Он к тому времени уже вышел на пенсию, и начало прогрессировать ранение полученное в голову, с последствием ухудшения зрения. Время безжалостно сказало ему – жизнь идёт к завершению.
        Тяжело стало держать скотину, проблема заготовки дров (в доме было печное отопление), проблема с заготовкой сена. Да и жить в деревне без людей, было невыносимо. Так, что дед, прощаясь с домом, попрощался с привычным образом жизни, которым жил после того как пришел, как он говорил с фронта.         Слово война, он не употреблял, звучало только одно слово – фронт!
Часть его жизни, сохранилась у меня в памяти: как он строил дома, на заказ делал новые оконные рамы, наличники. В зимнее время в небольшой баньке, где был котел для нагрева воды, изготовлял валенки, на заказ.
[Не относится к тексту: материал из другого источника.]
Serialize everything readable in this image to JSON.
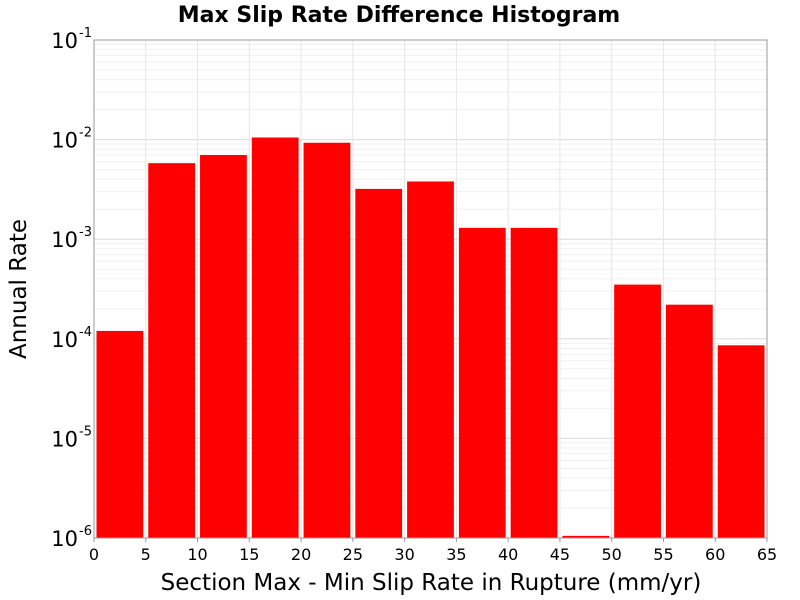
{
  "chart_data": {
    "type": "bar",
    "title": "Max Slip Rate Difference Histogram",
    "xlabel": "Section Max - Min Slip Rate in Rupture (mm/yr)",
    "ylabel": "Annual Rate",
    "xlim": [
      0,
      65
    ],
    "ylim": [
      1e-06,
      0.1
    ],
    "yscale": "log",
    "grid": true,
    "bar_color": "#ff0000",
    "x_ticks": [
      "0",
      "5",
      "10",
      "15",
      "20",
      "25",
      "30",
      "35",
      "40",
      "45",
      "50",
      "55",
      "60",
      "65"
    ],
    "y_ticks": [
      {
        "base": "10",
        "exp": "-6",
        "value": 1e-06
      },
      {
        "base": "10",
        "exp": "-5",
        "value": 1e-05
      },
      {
        "base": "10",
        "exp": "-4",
        "value": 0.0001
      },
      {
        "base": "10",
        "exp": "-3",
        "value": 0.001
      },
      {
        "base": "10",
        "exp": "-2",
        "value": 0.01
      },
      {
        "base": "10",
        "exp": "-1",
        "value": 0.1
      }
    ],
    "bins": [
      {
        "x_start": 0,
        "x_end": 5,
        "value": 0.00012
      },
      {
        "x_start": 5,
        "x_end": 10,
        "value": 0.0058
      },
      {
        "x_start": 10,
        "x_end": 15,
        "value": 0.007
      },
      {
        "x_start": 15,
        "x_end": 20,
        "value": 0.0105
      },
      {
        "x_start": 20,
        "x_end": 25,
        "value": 0.0093
      },
      {
        "x_start": 25,
        "x_end": 30,
        "value": 0.0032
      },
      {
        "x_start": 30,
        "x_end": 35,
        "value": 0.0038
      },
      {
        "x_start": 35,
        "x_end": 40,
        "value": 0.0013
      },
      {
        "x_start": 40,
        "x_end": 45,
        "value": 0.0013
      },
      {
        "x_start": 45,
        "x_end": 50,
        "value": 1.05e-06
      },
      {
        "x_start": 50,
        "x_end": 55,
        "value": 0.00035
      },
      {
        "x_start": 55,
        "x_end": 60,
        "value": 0.00022
      },
      {
        "x_start": 60,
        "x_end": 65,
        "value": 8.6e-05
      }
    ]
  }
}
Это были особые валенки, такие в магазинах не продавались, и не продаются. Они были очень легкие, мягкие на ощупь, тонковатые, но какие они были тёплые! Вся наша родня ходила в его валенках. Мы дети, носили эти валенки, которые дед или сам привозил, или передавал с попутчиками, всегда добром поминая своего деда, жаль их хватало только на сезон, дальше валенки подшивались слоем из старых валенок, очень аккуратно. Пятка обшивалась кусочком искусственной кожи, и ещё можно было спокойно носить обновленные валенки два сезона.
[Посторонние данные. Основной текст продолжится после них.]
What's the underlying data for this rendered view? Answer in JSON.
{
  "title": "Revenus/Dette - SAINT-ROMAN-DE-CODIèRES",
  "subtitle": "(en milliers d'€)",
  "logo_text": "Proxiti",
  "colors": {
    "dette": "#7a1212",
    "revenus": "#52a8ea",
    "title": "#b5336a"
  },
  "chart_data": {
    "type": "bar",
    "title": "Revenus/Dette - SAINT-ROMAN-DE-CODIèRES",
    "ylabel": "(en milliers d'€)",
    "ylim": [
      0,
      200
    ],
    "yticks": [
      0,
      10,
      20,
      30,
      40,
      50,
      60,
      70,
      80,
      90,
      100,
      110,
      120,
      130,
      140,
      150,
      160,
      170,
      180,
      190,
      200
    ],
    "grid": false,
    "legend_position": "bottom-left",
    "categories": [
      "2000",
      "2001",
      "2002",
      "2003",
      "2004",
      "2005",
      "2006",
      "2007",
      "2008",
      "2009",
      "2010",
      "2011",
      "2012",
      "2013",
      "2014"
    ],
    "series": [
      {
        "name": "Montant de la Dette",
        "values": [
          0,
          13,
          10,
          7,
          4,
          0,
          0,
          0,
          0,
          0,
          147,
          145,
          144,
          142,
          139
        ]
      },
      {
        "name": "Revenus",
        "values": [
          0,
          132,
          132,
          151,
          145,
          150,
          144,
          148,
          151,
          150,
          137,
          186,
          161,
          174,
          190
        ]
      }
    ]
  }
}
         Проблема дров в деревне была. Да ещё какая. Лесов поблизости не было, заготавливали в пойме реки тальник. Его вырубали, чтобы расширить сенокосы, и остановить зарастание их ивняком. Вывозили на телегах используя лошадей. Кроме того, в пойме росли деревья: вяз, тополь, осина и дубы. Если они усыхали (от времени), их разрешали вырубать. Но и тальник, и деревья были малочисленны, и проблема дров была наиважнейшая в деревне. Дед как-то выкручивался, договариваясь с охранником, делая бартер – выполнял работу по строительству, по столярным работам, печки перекладывал, или расплачивался изготовлением валенок. С годами всё это делать становилось труднее и труднее.
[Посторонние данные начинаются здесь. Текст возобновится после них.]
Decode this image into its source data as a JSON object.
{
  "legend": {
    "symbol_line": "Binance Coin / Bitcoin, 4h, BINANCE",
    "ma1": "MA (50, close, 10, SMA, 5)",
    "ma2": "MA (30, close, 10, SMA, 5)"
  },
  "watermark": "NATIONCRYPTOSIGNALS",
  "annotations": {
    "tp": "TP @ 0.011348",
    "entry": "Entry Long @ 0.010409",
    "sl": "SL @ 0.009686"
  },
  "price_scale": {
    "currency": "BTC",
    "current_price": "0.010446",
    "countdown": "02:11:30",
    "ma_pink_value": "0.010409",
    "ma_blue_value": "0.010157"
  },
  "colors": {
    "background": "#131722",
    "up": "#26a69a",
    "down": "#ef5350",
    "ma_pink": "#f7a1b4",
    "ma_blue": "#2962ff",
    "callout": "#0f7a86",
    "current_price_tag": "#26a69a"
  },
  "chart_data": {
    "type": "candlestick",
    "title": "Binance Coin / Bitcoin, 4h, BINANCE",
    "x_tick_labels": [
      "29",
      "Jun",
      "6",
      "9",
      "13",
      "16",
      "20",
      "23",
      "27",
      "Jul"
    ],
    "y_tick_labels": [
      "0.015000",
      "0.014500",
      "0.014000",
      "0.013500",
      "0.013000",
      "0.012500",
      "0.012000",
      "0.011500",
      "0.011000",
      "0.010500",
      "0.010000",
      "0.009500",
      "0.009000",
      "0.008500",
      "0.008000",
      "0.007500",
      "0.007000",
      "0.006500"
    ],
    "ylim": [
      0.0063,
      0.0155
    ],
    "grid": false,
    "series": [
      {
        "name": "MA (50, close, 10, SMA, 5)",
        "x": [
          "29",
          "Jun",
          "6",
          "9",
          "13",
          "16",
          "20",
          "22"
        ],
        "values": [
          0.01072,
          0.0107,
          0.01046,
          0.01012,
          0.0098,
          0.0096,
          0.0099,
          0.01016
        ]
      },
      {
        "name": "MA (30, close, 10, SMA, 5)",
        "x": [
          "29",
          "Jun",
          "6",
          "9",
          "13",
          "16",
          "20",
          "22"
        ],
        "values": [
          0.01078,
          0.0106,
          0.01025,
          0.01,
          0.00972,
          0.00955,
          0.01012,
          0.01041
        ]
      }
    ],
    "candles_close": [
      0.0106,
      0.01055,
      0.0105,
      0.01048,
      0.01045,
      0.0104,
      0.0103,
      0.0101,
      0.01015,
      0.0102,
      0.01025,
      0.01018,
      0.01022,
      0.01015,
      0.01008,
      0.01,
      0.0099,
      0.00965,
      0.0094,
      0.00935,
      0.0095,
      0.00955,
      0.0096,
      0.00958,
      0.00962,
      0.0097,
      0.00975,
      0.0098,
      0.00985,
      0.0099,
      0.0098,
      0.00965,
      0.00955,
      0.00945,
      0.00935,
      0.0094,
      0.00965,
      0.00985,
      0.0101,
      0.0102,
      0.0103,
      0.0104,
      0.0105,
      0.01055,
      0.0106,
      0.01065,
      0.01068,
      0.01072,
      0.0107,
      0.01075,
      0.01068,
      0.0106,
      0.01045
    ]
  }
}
         Также обстояло дело и с сенокосом. Все луга в пойме были колхозные, и предназначались только для колхозного стада. После того, как колхоз выкашивал все крупные поляны, а косили или конными косилками, или тракторными, только тогда разрешалось выкашивать небольшие полянки. В эти полянки трактор не мог зайти, из-за малого разворота, и вот они и раздавались колхозникам, которые имели в своем хозяйстве коров, овец и коз.
         В период сенокоса дед приезжал домой, если где-то строил дом. И занимался заготовкой сена. Опять же охранник, выделял ему небольшие полянки, и самое главное, чтобы они были близко к дороге, трава чтобы не осока, а та которую потом с удовольствием зимой поедала бы корова. На полянках скошенная трава сохла дольше чем на больших полянах, из-за затененности от тальника, и отсутствия ветра. Поэтому, траву приходилось вытаскивать, на скошенные поляны и просушивать там. Один день дед косил, уезжая рано утром. Второй день вместе с бабушкой и её подругой они занимались сушкой сена, складыванием в небольшие копны.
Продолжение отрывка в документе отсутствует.